The movie features ton of talent. It was written by John Sayles (Return of the Secaucus Seven), and John Cameron worked on the effects, at the very start of his career. The magnificent seven space mercenaries (actually, I didn't count) include Robert Vaughan, reprising his role from Mag7, George Peppard, and Sybil Danning as a space Valkyrie (with a space bra that reveals that she has no nipples!) and the villain is John Saxon. And with Roger Corman producing, you just know it's going to stink anyways.

It guess it's silly to go through the plot: John Saxon and his space fleet demand the agricultural output of a tiny, pacificist planet. They send Richard Thomas in a queasily organic looking spaceship with a yenta AI to hire mercenaries. He finds several, like:
  • Darlanne Fluegel, a winsome beauty raised among androids
  • George Peppard, as Cowboy, an Earth human trucker type
  • Sybil Danning as Saint-Exmin, the Valkyrie with the styrofoam metal bras
But the best is Robert Vaughan, a professional killer with too many enemies to leave his cave. He has the cold, menacing gunfighter thing down.

The best part of the movie involves running around collecting mercenaries. It is very Star Wars. Once they get back to the planet Akir (a tribute to Kurosawa, director of 7Sam), there's a big boring battle. All in all, it is over pretty quickly. 

I wish it had been a little loopier or more interesting. The crazy old lady spaceship computer was nice, and Peppard as Cowboy brought a nice CB/Convoy touch to a Star Wars rip-off. John Saxon certainly did his best to inject some evil energy. It just wasn't that good.

Sunday, March 4, 2012

Kimchee Western

The Good, the Bad, the Weird is another one of those Eastern Westerns, like Sukiyaki Western Django, but Korean this time.

It is set on the Korean/Manchurian border, a wild and lawless country. The Japanese hire the Bad to hijack a treasure map from a train. The Bad is Byung-hun Lee, one of those pretty-boy Asian dandy bad guys, with a little earring and long floppy hair down over one eye.

He gets to the train with a small army, but the train is already being robbed by the Weird, Kang-ho Song, a chubby little dude who rides a motorcycle and dresses in pilot's leathers like John Belushi in 1941, or maybe Porco Rosso.

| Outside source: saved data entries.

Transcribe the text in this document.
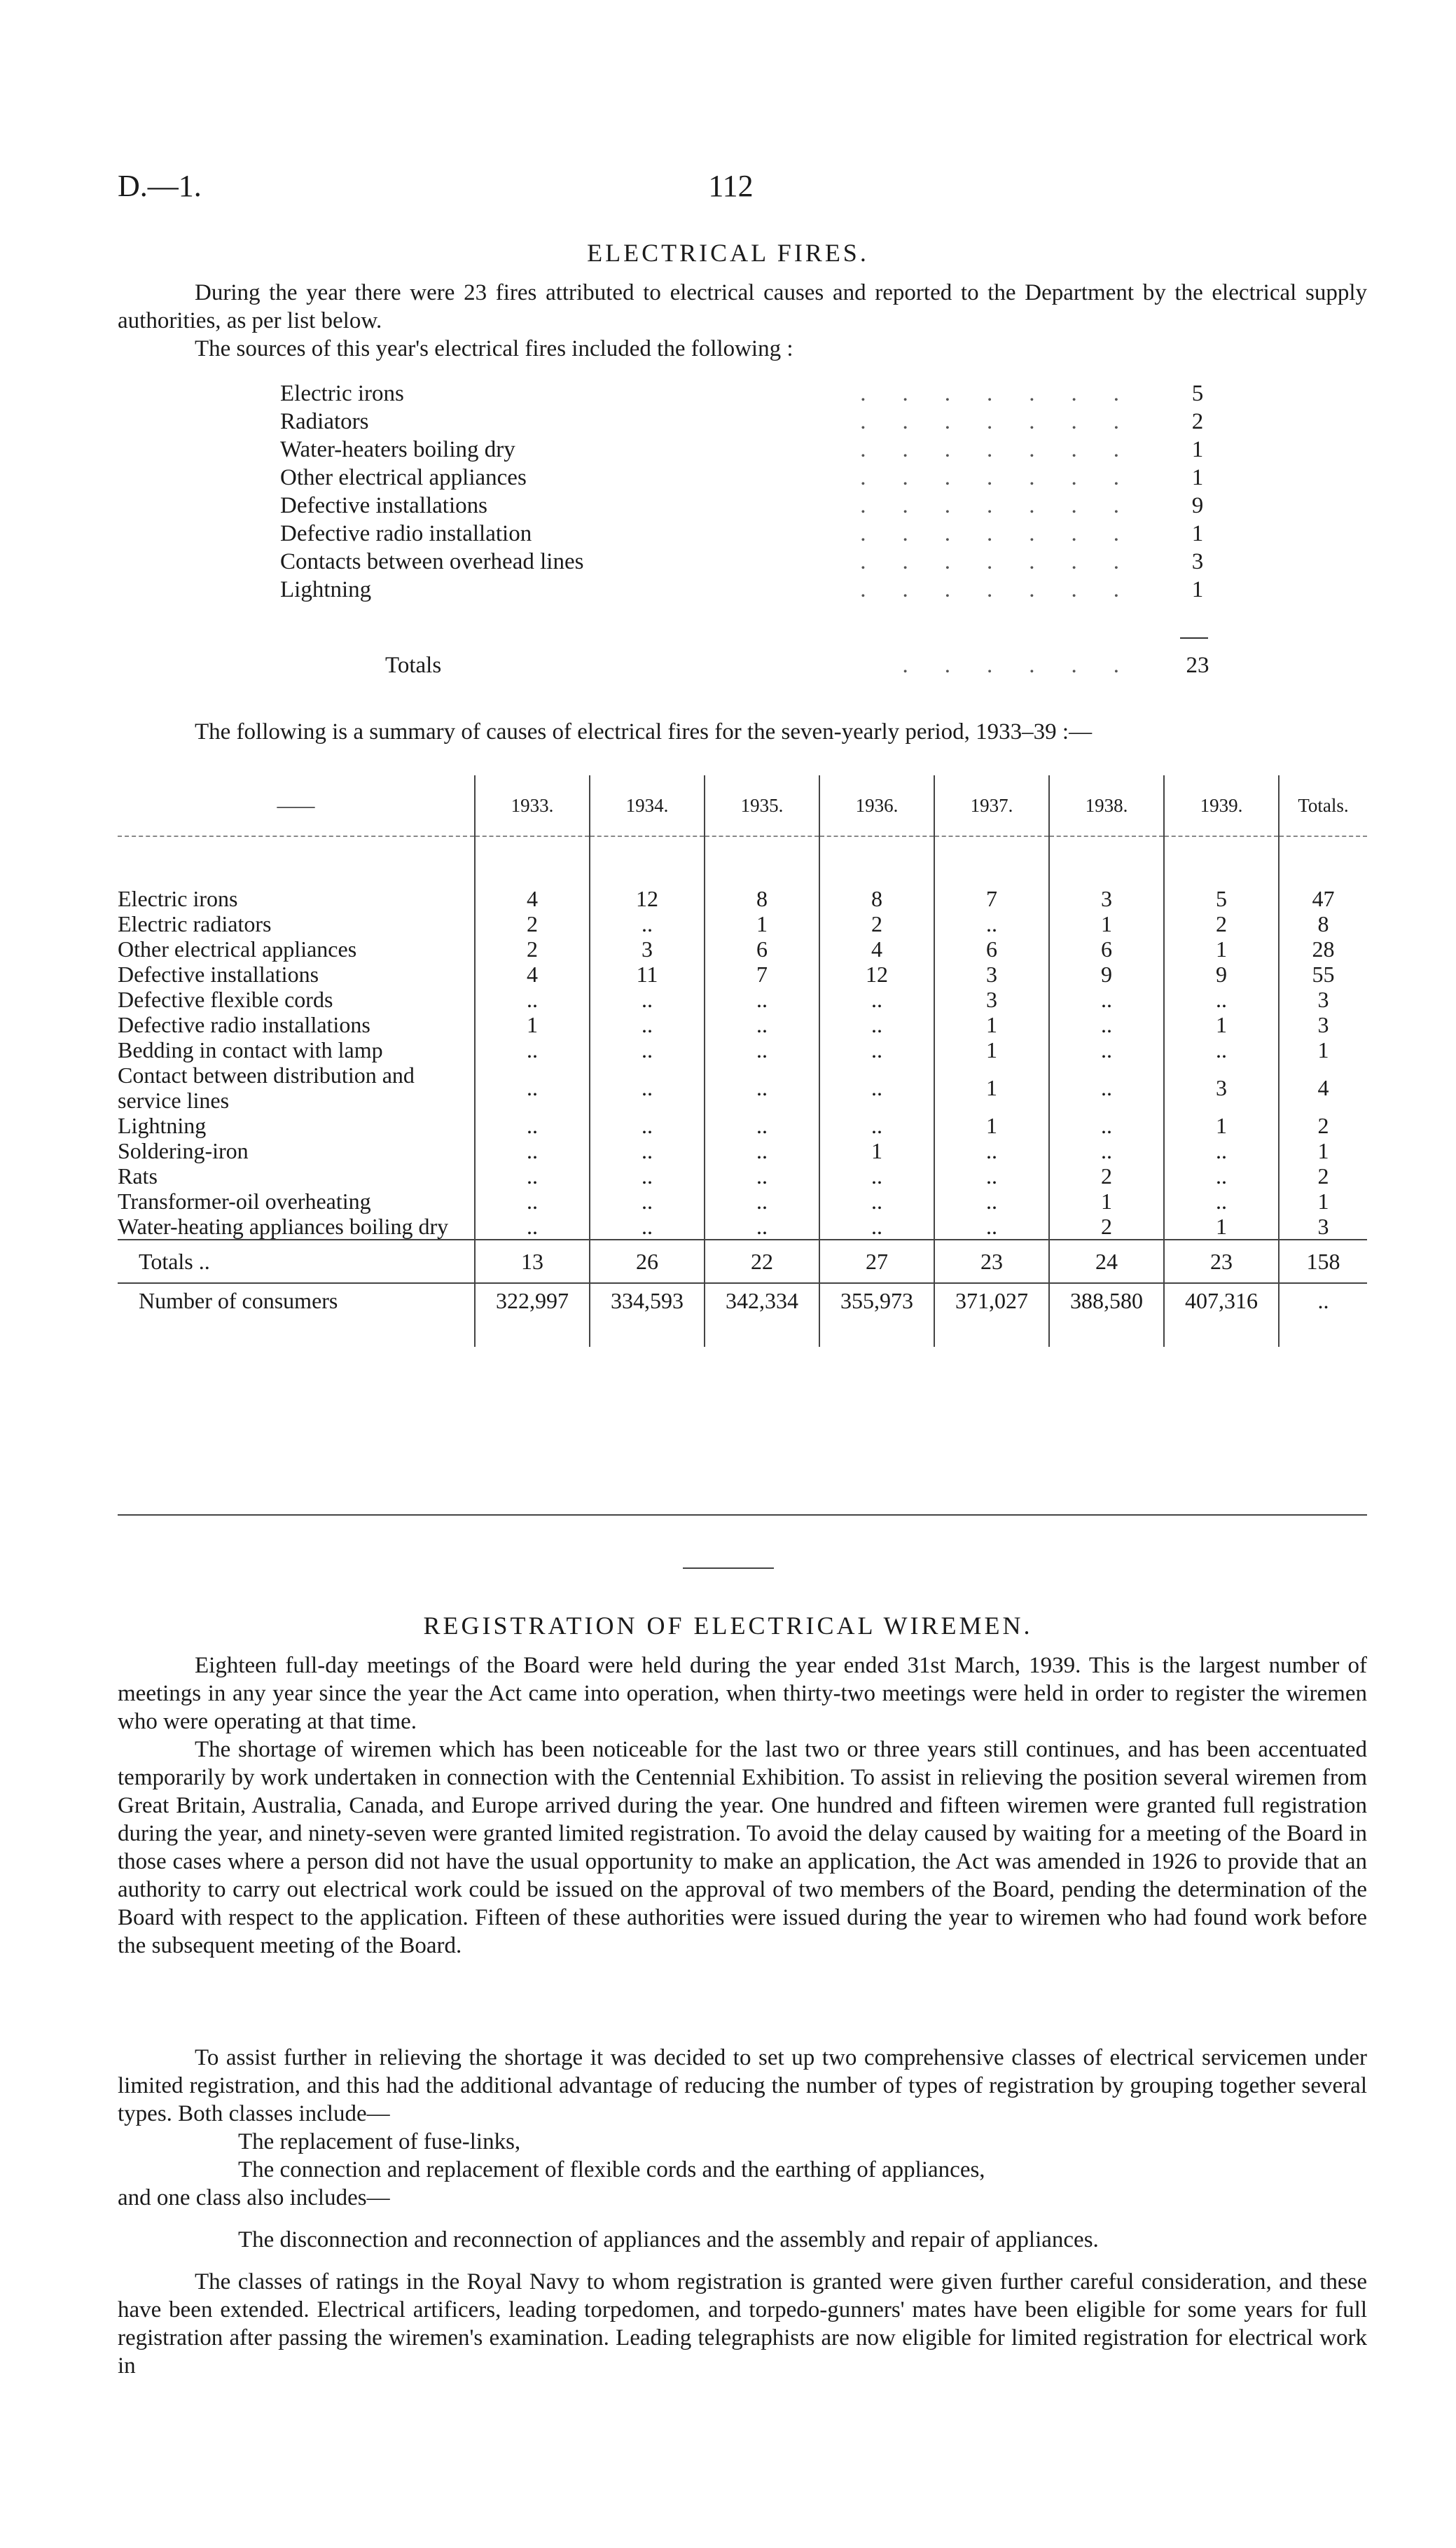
D.—1.	112
ELECTRICAL FIRES.

During the year there were 23 fires attributed to electrical causes and reported to the Department by the electrical supply authorities, as per list below.

The sources of this year's electrical fires included the following :

.......
Electric irons	5
.......
Radiators	2
.......
Water-heaters boiling dry	1
.......
Other electrical appliances	1
.......
Defective installations	9
.......
Defective radio installation	1
.......
Contacts between overhead lines	3
.......
Lightning	1
......
Totals	23

The following is a summary of causes of electrical fires for the seven-yearly period, 1933–39 :—

——	1933.	1934.	1935.	1936.	1937.	1938.	1939.	Totals.

Electric irons	4	12	8	8	7	3	5	47
Electric radiators	2	..	1	2	..	1	2	8
Other electrical appliances	2	3	6	4	6	6	1	28
Defective installations	4	11	7	12	3	9	9	55
Defective flexible cords	..	..	..	..	3	..	..	3
Defective radio installations	1	..	..	..	1	..	1	3
Bedding in contact with lamp	..	..	..	..	1	..	..	1
Contact between distribution and service lines	..	..	..	..	1	..	3	4
Lightning	..	..	..	..	1	..	1	2
Soldering-iron	..	..	..	1	..	..	..	1
Rats	..	..	..	..	..	2	..	2
Transformer-oil overheating	..	..	..	..	..	1	..	1
Water-heating appliances boiling dry	..	..	..	..	..	2	1	3
Totals ..	13	26	22	27	23	24	23	158
Number of consumers	322,997	334,593	342,334	355,973	371,027	388,580	407,316	..
REGISTRATION OF ELECTRICAL WIREMEN.

Eighteen full-day meetings of the Board were held during the year ended 31st March, 1939. This is the largest number of meetings in any year since the year the Act came into operation, when thirty-two meetings were held in order to register the wiremen who were operating at that time.

The shortage of wiremen which has been noticeable for the last two or three years still continues, and has been accentuated temporarily by work undertaken in connection with the Centennial Exhibition. To assist in relieving the position several wiremen from Great Britain, Australia, Canada, and Europe arrived during the year. One hundred and fifteen wiremen were granted full registration during the year, and ninety-seven were granted limited registration. To avoid the delay caused by waiting for a meeting of the Board in those cases where a person did not have the usual opportunity to make an application, the Act was amended in 1926 to provide that an authority to carry out electrical work could be issued on the approval of two members of the Board, pending the determination of the Board with respect to the application. Fifteen of these authorities were issued during the year to wiremen who had found work before the subsequent meeting of the Board.

To assist further in relieving the shortage it was decided to set up two comprehensive classes of electrical servicemen under limited registration, and this had the additional advantage of reducing the number of types of registration by grouping together several types. Both classes include—

The replacement of fuse-links,
The connection and replacement of flexible cords and the earthing of appliances,

and one class also includes—

The disconnection and reconnection of appliances and the assembly and repair of appliances.

The classes of ratings in the Royal Navy to whom registration is granted were given further careful consideration, and these have been extended. Electrical artificers, leading torpedomen, and torpedo-gunners' mates have been eligible for some years for full registration after passing the wiremen's examination. Leading telegraphists are now eligible for limited registration for electrical work in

He gets the map, and the chase is on.

Song is pretty much the star of the show, with the Good, Do-won Park, only showing up at the margins. This makes it a comedy action, rather than straight action. There are lots of chases and fight scenes, often in outlandish settings, like the Mad Max style Thieve's Market.

The music has a nice Morricone feel, and references to spaghetti westerns abound. But this is nothing like a straight pastiche, and would be a blast if you'd never seen a western at all. A little confusing, possibly, but still a blast.

Saturday, March 3, 2012

What is It Good For?

The Warlords (2007) is one of those Asian action movies we've been seeing more of lately, where the action is military and political rather than hand-to-hand. The budget is big and the production values show it. Having Jet Li, Andy Lau and Takeshi Kaneshiro as stars doesn't hurt.

It is set at the end of Qing dynasty (late 1800s), when the Chinese empire was falling apart, besieged by rebels and warlords. They fought back by hiring warlords and mercenary armies, a dangerous strategy. Jet Li plays a general whose army is wiped out when the government reinforcements hold back. He meets up with Andy Lau, a warlord who only fights to keep his village fed. Kaneshiro rounds out the trio as an idealistic fighter with Lau's band.

Li convinces them that the best way forward is to fight the rebels for the government, quell the rebels, bring back stability and gain power to protect the people. As you can imagine, that involves compromises that tear the group apart. A pretty girl, played by Xu Jinglei, doesn't help matters either.

I've enjoyed lots of these epics, from Red Cliff on, and I'll continue to queue them up. Still, I think I'll always prefer Jet Li in a straight-up chop-sockey role. He's a great actor, it turns out, but still a better fighter.